The Committee urges CDC to fund and integrate knowledge from behavioral science research as part of the effort to develop new evidence-based interventions to ameliorate social determinants’ potential negative effects. The Committee believes that behavioral science research focused on understanding SDOH can increase the use of and adherence to healthy behaviors that help prevent chronic conditions such as cancer, heart disease, and diabetes.
National Institutes of Health, Office of the Director
Behavioral Science at NIH.—The Committee notes that multiple Surgeons General and NASEM reports have concluded that most diseases and health problems facing the Nation have significant behavioral components.

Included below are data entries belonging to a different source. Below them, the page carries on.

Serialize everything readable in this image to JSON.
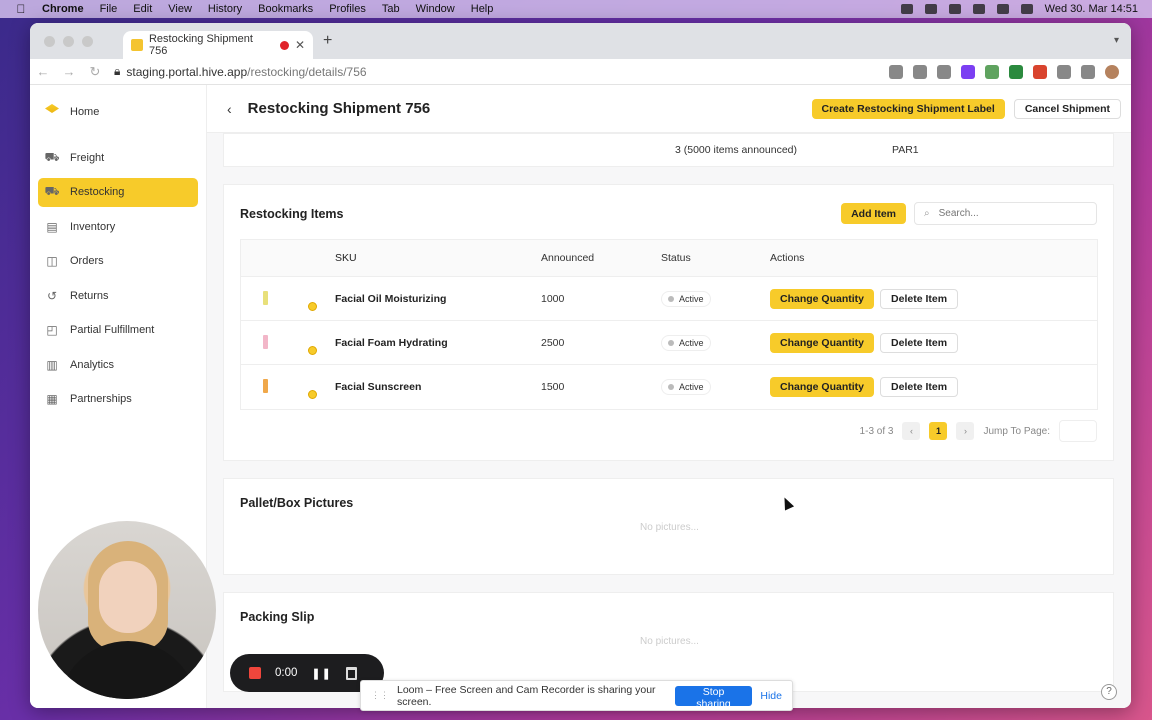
{
  "os_menubar": {
    "app": "Chrome",
    "items": [
      "File",
      "Edit",
      "View",
      "History",
      "Bookmarks",
      "Profiles",
      "Tab",
      "Window",
      "Help"
    ],
    "clock": "Wed 30. Mar  14:51"
  },
  "browser": {
    "tab_title": "Restocking Shipment 756",
    "url_domain": "staging.portal.hive.app",
    "url_path": "/restocking/details/756"
  },
  "sidebar": {
    "items": [
      {
        "label": "Home",
        "icon": "hive-logo-icon"
      },
      {
        "label": "Freight",
        "icon": "freight-icon"
      },
      {
        "label": "Restocking",
        "icon": "truck-icon",
        "active": true
      },
      {
        "label": "Inventory",
        "icon": "clipboard-icon"
      },
      {
        "label": "Orders",
        "icon": "bag-icon"
      },
      {
        "label": "Returns",
        "icon": "return-icon"
      },
      {
        "label": "Partial Fulfillment",
        "icon": "box-icon"
      },
      {
        "label": "Analytics",
        "icon": "chart-icon"
      },
      {
        "label": "Partnerships",
        "icon": "gift-icon"
      }
    ]
  },
  "header": {
    "title": "Restocking Shipment 756",
    "create_label": "Create Restocking Shipment Label",
    "cancel_label": "Cancel Shipment"
  },
  "summary": {
    "items_announced": "3 (5000 items announced)",
    "warehouse": "PAR1"
  },
  "restocking_items": {
    "heading": "Restocking Items",
    "add_label": "Add Item",
    "search_placeholder": "Search...",
    "columns": [
      "SKU",
      "Announced",
      "Status",
      "Actions"
    ],
    "rows": [
      {
        "sku": "Facial Oil Moisturizing",
        "announced": "1000",
        "status": "Active",
        "color": "#e8e07a"
      },
      {
        "sku": "Facial Foam Hydrating",
        "announced": "2500",
        "status": "Active",
        "color": "#f2b6c8"
      },
      {
        "sku": "Facial Sunscreen",
        "announced": "1500",
        "status": "Active",
        "color": "#f0a84a"
      }
    ],
    "change_label": "Change Quantity",
    "delete_label": "Delete Item",
    "pager": {
      "range": "1-3 of 3",
      "current": "1",
      "jump_label": "Jump To Page:"
    }
  },
  "pallet": {
    "heading": "Pallet/Box Pictures",
    "empty": "No pictures..."
  },
  "slip": {
    "heading": "Packing Slip",
    "empty": "No pictures..."
  },
  "recorder": {
    "time": "0:00"
  },
  "share": {
    "message": "Loom – Free Screen and Cam Recorder is sharing your screen.",
    "stop_label": "Stop sharing",
    "hide_label": "Hide"
  },
  "colors": {
    "accent": "#f7cb2a",
    "link": "#1a73e8"
  }
}
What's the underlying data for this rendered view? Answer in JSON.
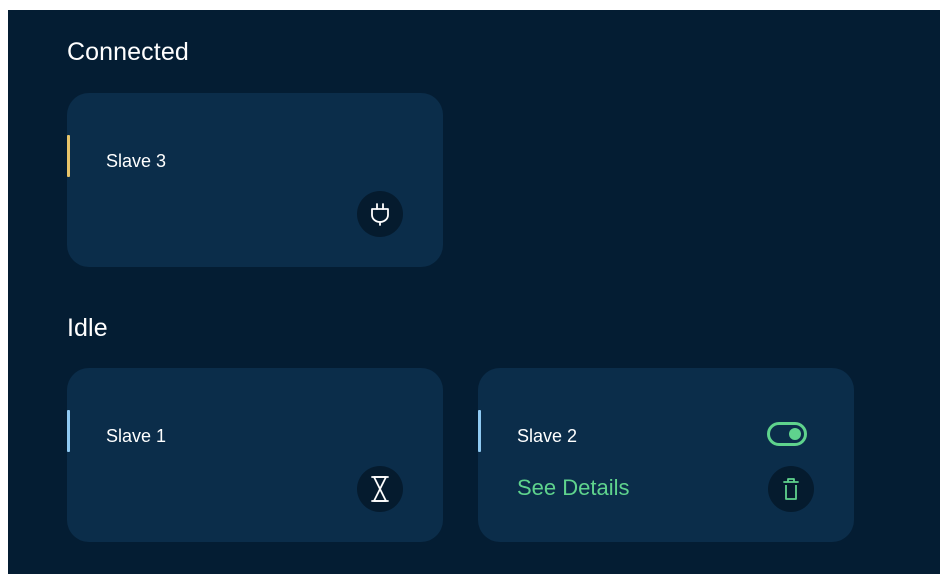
{
  "sections": {
    "connected": {
      "title": "Connected",
      "cards": [
        {
          "label": "Slave 3",
          "accent_color": "#e7c46a",
          "icon": "plug-icon"
        }
      ]
    },
    "idle": {
      "title": "Idle",
      "cards": [
        {
          "label": "Slave 1",
          "accent_color": "#8fc9f2",
          "icon": "hourglass-icon"
        },
        {
          "label": "Slave 2",
          "accent_color": "#8fc9f2",
          "toggle_on": true,
          "link_label": "See Details",
          "icon": "trash-icon"
        }
      ]
    }
  },
  "colors": {
    "background": "#041d33",
    "card": "#0b2d4a",
    "icon_circle": "#051b2e",
    "accent_green": "#5fd38d"
  }
}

Meanwhile, behavioral science issues surrounding the current pandemic, including vaccine hesitancy and health misinformation, have made clear that it is important to better understand healthy behavior and how to improve health communications. Therefore, the Committee strongly supports the continued strengthening of the behavioral science enterprise at NIH and urges the Office of Behavioral and Social Science Research funding be increased to accomplish this mission. The Committee is pleased that an NIH working group is concluding its review of how better to integrate and realize the benefits to overall health from behavioral research at NIH.
Commerce, Justice, Science, and Related Agencies:
National Science Foundation
Social, Behavioral, and Economic Sciences [SBE].—The Committee supports the SBE Directorate and recognizes the fundamental importance of the research it supports in advancing scientific understanding of public health, defense and security, education and learning, and the interface between humans and technology. The SBE directorate funds more than half of our Nation’s university-based behavioral science research but remains the smallest of NSF directorates. The Committee believes that behavioral science provides evidence-based understanding of human behavior and recognizes the SBE Directorate’s unique role in funding this research and encourages NSF to continue its support of these programs.
Graduate Research Fellowship Program [GRFP].—The Committee accepts the proposal to consolidate GRFP within STEM Education and provides up to $355,000,000 for the program. The Committee notes that GRFP has a long history of supporting outstanding graduate students studying sciences, engineering, and mathematics fields, including behavioral science, and selects recipients who go on to achieve high levels of success in their future academic and professional careers. The Committee is supportive of the proposed increase to the fellowship stipend and encourages NSF to consider a similar proposal as part of the fiscal year 2024 budget request.